Steve and I went to the Titan Missile Museum to see a real formerly live Titan missile.
All the presentations around the structure focussed on the doctrine of MAD or as they said “peace through deterrence” which sounded almost Orwellian in its historicity. This contrasted nicely with the tawdry kitsch of the gift shop which had Soviet Threat merit badges and instructions on making an Atomic Martini. The tour itself was led by a man who went to the Wilford Brimley school of docenting, much as the cryptologic museum docent had.
I couldn’t figure out if the site was larger or smaller than I expected or if the weapon was weaker or stronger than I expected, but the security redundancy over-engineering of the shock-resistant facility was hallmark 1950s American construction.
The missile itself had a level of precision hand-craftsmanship that only exists in very expensive small-lot devices like measurement equipment, prototype computers, and, apparently, nuclear warheads.

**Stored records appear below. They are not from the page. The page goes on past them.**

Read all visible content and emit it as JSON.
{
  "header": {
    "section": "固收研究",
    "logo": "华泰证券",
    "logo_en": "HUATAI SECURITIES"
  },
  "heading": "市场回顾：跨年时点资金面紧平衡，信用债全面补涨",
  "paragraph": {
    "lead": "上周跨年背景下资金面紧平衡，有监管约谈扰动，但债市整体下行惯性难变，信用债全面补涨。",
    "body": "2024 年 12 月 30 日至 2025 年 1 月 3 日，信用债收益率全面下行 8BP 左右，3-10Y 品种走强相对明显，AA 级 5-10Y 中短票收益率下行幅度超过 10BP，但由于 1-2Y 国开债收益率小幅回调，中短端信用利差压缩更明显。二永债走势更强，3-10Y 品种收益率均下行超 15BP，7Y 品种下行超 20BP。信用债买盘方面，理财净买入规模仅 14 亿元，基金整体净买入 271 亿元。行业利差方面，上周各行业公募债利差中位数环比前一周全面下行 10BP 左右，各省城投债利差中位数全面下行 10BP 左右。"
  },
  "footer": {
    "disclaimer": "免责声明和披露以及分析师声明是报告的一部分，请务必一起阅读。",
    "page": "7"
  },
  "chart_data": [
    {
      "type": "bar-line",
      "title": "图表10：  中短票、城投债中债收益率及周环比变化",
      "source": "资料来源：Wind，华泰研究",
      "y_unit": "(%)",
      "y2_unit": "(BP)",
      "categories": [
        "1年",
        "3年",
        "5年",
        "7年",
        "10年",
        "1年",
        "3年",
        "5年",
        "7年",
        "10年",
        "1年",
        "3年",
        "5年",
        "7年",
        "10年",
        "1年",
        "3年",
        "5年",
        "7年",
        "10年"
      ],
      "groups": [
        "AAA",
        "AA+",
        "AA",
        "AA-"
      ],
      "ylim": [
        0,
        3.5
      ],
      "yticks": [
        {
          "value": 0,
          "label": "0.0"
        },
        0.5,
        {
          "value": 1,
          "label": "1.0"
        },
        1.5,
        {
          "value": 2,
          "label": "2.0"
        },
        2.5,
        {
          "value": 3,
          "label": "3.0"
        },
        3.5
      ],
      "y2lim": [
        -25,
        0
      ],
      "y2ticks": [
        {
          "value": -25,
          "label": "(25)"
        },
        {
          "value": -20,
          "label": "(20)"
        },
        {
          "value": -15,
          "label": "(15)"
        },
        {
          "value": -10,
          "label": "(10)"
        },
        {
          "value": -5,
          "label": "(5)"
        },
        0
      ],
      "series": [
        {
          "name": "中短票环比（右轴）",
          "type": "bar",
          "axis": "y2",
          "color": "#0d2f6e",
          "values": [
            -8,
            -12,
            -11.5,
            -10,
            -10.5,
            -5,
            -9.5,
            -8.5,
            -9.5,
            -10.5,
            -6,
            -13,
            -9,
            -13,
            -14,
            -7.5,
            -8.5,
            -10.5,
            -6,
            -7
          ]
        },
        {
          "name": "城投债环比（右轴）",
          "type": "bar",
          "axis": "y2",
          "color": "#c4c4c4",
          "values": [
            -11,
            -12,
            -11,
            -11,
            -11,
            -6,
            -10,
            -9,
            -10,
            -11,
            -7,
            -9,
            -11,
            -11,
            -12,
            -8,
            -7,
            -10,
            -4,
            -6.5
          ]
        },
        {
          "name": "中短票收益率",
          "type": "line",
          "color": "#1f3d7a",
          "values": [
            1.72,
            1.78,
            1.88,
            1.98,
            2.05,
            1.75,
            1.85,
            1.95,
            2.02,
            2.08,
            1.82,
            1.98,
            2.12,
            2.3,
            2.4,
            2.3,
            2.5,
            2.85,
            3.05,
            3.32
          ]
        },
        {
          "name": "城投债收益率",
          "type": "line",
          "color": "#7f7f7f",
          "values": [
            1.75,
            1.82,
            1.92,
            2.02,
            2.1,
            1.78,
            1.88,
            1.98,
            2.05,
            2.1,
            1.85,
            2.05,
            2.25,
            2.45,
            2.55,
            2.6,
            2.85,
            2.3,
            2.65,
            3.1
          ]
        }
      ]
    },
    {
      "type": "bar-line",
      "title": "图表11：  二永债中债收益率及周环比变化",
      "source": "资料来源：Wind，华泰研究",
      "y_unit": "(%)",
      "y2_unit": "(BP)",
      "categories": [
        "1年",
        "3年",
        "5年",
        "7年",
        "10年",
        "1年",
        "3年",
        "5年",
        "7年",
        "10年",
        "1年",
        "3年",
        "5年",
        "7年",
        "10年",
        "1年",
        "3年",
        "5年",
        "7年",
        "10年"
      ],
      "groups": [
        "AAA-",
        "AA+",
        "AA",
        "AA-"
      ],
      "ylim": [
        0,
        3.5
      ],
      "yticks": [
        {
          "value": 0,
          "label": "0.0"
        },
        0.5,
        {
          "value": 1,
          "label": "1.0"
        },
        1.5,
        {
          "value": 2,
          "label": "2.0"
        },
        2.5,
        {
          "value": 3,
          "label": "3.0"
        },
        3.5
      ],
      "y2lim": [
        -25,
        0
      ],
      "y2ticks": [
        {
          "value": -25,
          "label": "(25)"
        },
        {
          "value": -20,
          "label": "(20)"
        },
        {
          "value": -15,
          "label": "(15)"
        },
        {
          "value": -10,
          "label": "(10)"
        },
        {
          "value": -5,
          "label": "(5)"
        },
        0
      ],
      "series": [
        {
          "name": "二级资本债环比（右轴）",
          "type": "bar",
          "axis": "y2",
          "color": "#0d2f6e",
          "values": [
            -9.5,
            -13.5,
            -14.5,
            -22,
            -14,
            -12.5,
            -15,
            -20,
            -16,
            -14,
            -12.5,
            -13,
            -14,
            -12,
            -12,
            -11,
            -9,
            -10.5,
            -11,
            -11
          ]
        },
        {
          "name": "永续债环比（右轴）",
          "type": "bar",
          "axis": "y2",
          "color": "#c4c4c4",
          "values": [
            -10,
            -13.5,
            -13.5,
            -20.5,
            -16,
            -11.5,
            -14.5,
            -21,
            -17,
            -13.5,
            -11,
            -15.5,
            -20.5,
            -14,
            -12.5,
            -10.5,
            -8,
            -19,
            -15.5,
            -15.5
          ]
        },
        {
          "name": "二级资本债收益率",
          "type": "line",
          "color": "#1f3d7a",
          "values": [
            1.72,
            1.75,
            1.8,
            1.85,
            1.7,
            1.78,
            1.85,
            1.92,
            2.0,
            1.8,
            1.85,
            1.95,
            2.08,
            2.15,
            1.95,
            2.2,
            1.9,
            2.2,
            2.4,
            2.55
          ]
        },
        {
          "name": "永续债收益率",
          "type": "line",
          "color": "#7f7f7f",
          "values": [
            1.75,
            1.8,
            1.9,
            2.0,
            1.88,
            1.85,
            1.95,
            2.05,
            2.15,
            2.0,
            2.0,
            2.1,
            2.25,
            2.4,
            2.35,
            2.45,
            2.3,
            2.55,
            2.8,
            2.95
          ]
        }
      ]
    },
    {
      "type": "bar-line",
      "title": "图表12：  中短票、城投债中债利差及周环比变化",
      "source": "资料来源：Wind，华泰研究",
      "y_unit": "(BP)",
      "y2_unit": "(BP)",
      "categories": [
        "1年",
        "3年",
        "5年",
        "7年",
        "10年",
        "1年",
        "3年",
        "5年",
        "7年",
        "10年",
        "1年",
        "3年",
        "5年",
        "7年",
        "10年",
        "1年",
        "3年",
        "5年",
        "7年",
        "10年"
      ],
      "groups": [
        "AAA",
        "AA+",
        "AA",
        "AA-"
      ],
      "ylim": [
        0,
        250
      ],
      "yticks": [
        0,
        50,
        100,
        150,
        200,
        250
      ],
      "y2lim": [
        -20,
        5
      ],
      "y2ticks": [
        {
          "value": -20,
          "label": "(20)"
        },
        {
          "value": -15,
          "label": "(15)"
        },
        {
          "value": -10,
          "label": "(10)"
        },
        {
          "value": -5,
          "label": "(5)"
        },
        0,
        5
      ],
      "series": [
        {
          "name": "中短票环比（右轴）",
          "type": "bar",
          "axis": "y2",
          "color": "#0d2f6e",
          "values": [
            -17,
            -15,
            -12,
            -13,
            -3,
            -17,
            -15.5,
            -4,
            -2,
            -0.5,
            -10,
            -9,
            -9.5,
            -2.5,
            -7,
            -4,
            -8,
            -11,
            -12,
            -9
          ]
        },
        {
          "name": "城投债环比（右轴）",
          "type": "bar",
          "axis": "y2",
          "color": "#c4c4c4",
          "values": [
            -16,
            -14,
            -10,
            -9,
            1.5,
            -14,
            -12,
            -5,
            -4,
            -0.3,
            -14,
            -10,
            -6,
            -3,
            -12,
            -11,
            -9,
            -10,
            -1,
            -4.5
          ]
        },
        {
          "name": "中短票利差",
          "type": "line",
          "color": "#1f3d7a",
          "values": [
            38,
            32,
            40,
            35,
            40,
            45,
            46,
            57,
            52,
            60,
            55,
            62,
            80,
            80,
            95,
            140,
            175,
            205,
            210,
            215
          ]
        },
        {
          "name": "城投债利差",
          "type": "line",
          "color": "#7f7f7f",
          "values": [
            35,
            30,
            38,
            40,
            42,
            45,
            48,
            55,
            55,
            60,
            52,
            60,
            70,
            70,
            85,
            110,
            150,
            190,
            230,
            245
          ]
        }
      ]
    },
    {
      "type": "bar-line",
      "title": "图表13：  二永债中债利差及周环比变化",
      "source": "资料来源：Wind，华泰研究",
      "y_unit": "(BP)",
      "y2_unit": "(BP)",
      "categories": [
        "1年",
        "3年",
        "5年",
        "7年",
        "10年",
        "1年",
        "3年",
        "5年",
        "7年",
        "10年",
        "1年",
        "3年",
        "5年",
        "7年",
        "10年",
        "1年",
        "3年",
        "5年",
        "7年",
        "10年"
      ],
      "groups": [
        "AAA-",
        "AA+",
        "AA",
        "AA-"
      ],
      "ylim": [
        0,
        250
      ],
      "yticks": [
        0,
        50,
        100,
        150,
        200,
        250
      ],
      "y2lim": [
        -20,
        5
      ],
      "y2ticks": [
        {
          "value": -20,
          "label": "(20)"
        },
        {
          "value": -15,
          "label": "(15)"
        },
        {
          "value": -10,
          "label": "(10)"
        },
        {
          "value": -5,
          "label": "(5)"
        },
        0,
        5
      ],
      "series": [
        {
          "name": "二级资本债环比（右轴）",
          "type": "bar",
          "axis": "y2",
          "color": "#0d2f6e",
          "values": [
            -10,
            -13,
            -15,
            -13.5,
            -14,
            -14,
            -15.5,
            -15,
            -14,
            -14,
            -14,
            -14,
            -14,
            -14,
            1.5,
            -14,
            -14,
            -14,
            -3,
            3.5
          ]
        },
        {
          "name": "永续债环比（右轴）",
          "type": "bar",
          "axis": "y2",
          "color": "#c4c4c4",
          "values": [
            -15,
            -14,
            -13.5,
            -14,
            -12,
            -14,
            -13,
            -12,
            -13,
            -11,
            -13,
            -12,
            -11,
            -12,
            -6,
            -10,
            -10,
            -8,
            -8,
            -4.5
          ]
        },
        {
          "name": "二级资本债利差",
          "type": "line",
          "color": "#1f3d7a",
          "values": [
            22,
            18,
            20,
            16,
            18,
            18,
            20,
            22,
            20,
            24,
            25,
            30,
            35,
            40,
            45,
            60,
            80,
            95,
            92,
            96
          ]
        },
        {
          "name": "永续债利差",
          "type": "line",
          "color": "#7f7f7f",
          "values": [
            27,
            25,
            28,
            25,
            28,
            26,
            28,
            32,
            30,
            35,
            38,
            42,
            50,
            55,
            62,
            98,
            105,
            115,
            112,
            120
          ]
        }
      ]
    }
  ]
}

We topped off this trip with a stop at Fuddruckers which I was excited to learn offers an artificially sweetened peach green tea which was awesome enough for me to down at least five glasses which coupled with a 1/2 lb burger and potato wedges clogged my hosts quaint toilet. My normal methods of the flush-and-a-half didn’t work and his plungerless bathroom offered no alternate terms of clog remediation leading me to try to stealthily move about his house to find a plunger without alerting him to the fact that I’d laid down suppressive fire on his period toilet. I eventually found a plunger in the garage and he would have been none the wiser except that in attempting to rinse the plunger I activated the shower head instead of the bath tap and drenched my head and upper shirt in water. At least his toilet would now flush.